Thursday, July 11, 2013
October 23, later
Damn, what a day. Mom woke from a nap, looked at me sitting next to her, and started to cry.
I was leaning over her in an instant. “Mom? Mom, are you hurting?”
Her voice all slurry, she said, “No. No, Shalia. I’m so sad.”
“Why Mom? What’s wrong?”
“You’ve been such a good daughter, Shalia. I don’t deserve you.”
It took a few seconds for me to decipher what she was saying, because she was still having trouble talking. Then I realized that Mom was lucid. The dementia had receded, leaving me with depressed Eve.
“Don’t be silly, Mom. You know I love you.”
“I know, but I’ve been so mean so many times. I don’t want to be. I love you, Shalia. I want to be a good mother.”
Usually when she’s like this, it’s time to hide any pills in the house along with the sharp objects. But Mom couldn’t move and couldn’t act on her overwhelming guilt. Is it wrong that I was kind of grateful for the stroke that was keeping her safe from herself? Probably.

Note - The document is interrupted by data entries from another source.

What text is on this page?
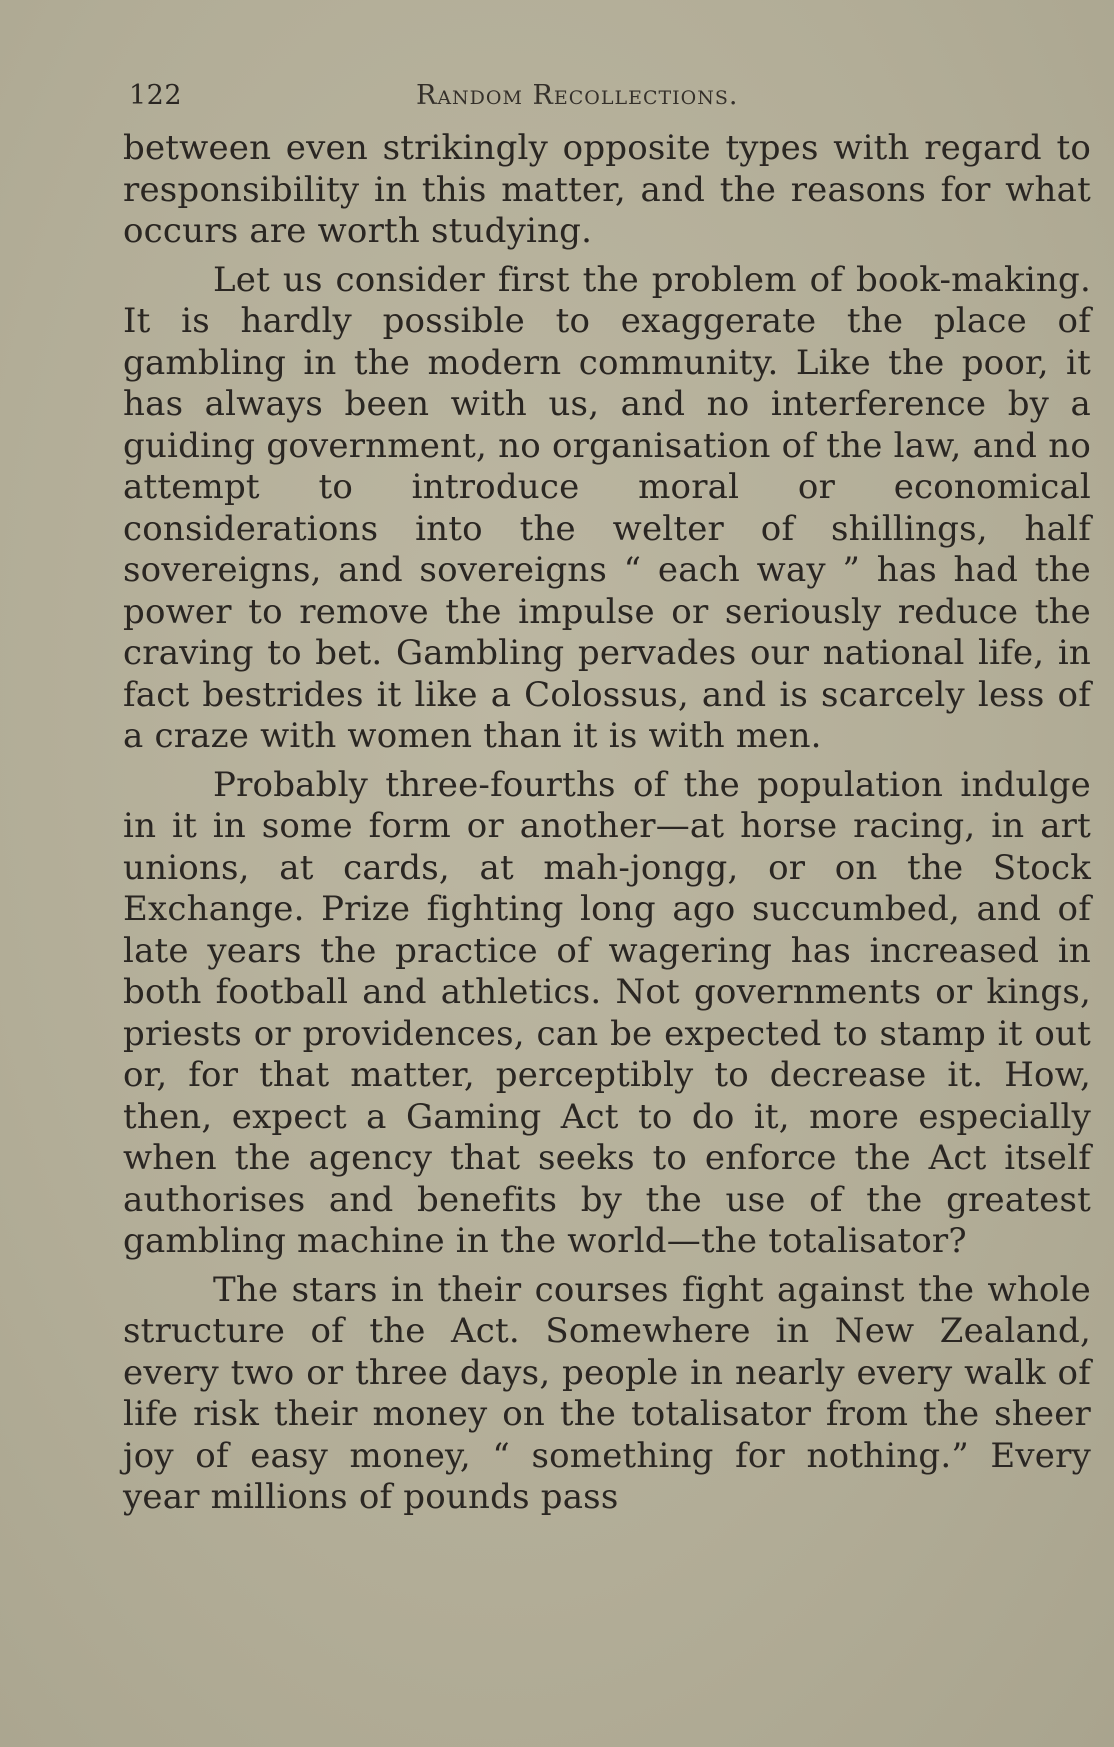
122	Random Recollections.

between even strikingly opposite types with regard to responsibility in this matter, and the reasons for what occurs are worth studying.

Let us consider first the problem of book-making. It is hardly possible to exaggerate the place of gambling in the modern community. Like the poor, it has always been with us, and no interference by a guiding government, no organisation of the law, and no attempt to introduce moral or economical considerations into the welter of shillings, half sovereigns, and sovereigns “ each way ” has had the power to remove the impulse or seriously reduce the craving to bet. Gambling pervades our national life, in fact bestrides it like a Colossus, and is scarcely less of a craze with women than it is with men.

Probably three-fourths of the population indulge in it in some form or another—at horse racing, in art unions, at cards, at mah-jongg, or on the Stock Exchange. Prize fighting long ago succumbed, and of late years the practice of wagering has increased in both football and athletics. Not governments or kings, priests or providences, can be expected to stamp it out or, for that matter, perceptibly to decrease it. How, then, expect a Gaming Act to do it, more especially when the agency that seeks to enforce the Act itself authorises and benefits by the use of the greatest gambling machine in the world—the totalisator?

The stars in their courses fight against the whole structure of the Act. Somewhere in New Zealand, every two or three days, people in nearly every walk of life risk their money on the totalisator from the sheer joy of easy money, “ something for nothing.” Every year millions of pounds pass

I think she bawled for a good five minutes, apologizing to me all the time. Begging me to tell her it wasn’t too late for us to repair our relationship. As all the times before, it was heartbreaking. But before, I’d had no real hope she would get better enough for us to be a real mother and daughter.
Now there was Kalquor. No guarantees, but a strong ‘maybe’ I would finally get the mother I was supposed to have. When she slipped back into her dementia state, I hung onto that. They could make her better. They could erase the effects of the stroke, reverse the dementia, remove her bipolar illness.
It sounds like a tall order. I know it some or all of it might not happen. But there’s a chance, and that’s more than we had before.
Jeez, I need my life to not be so complicated. Can I get a break, please?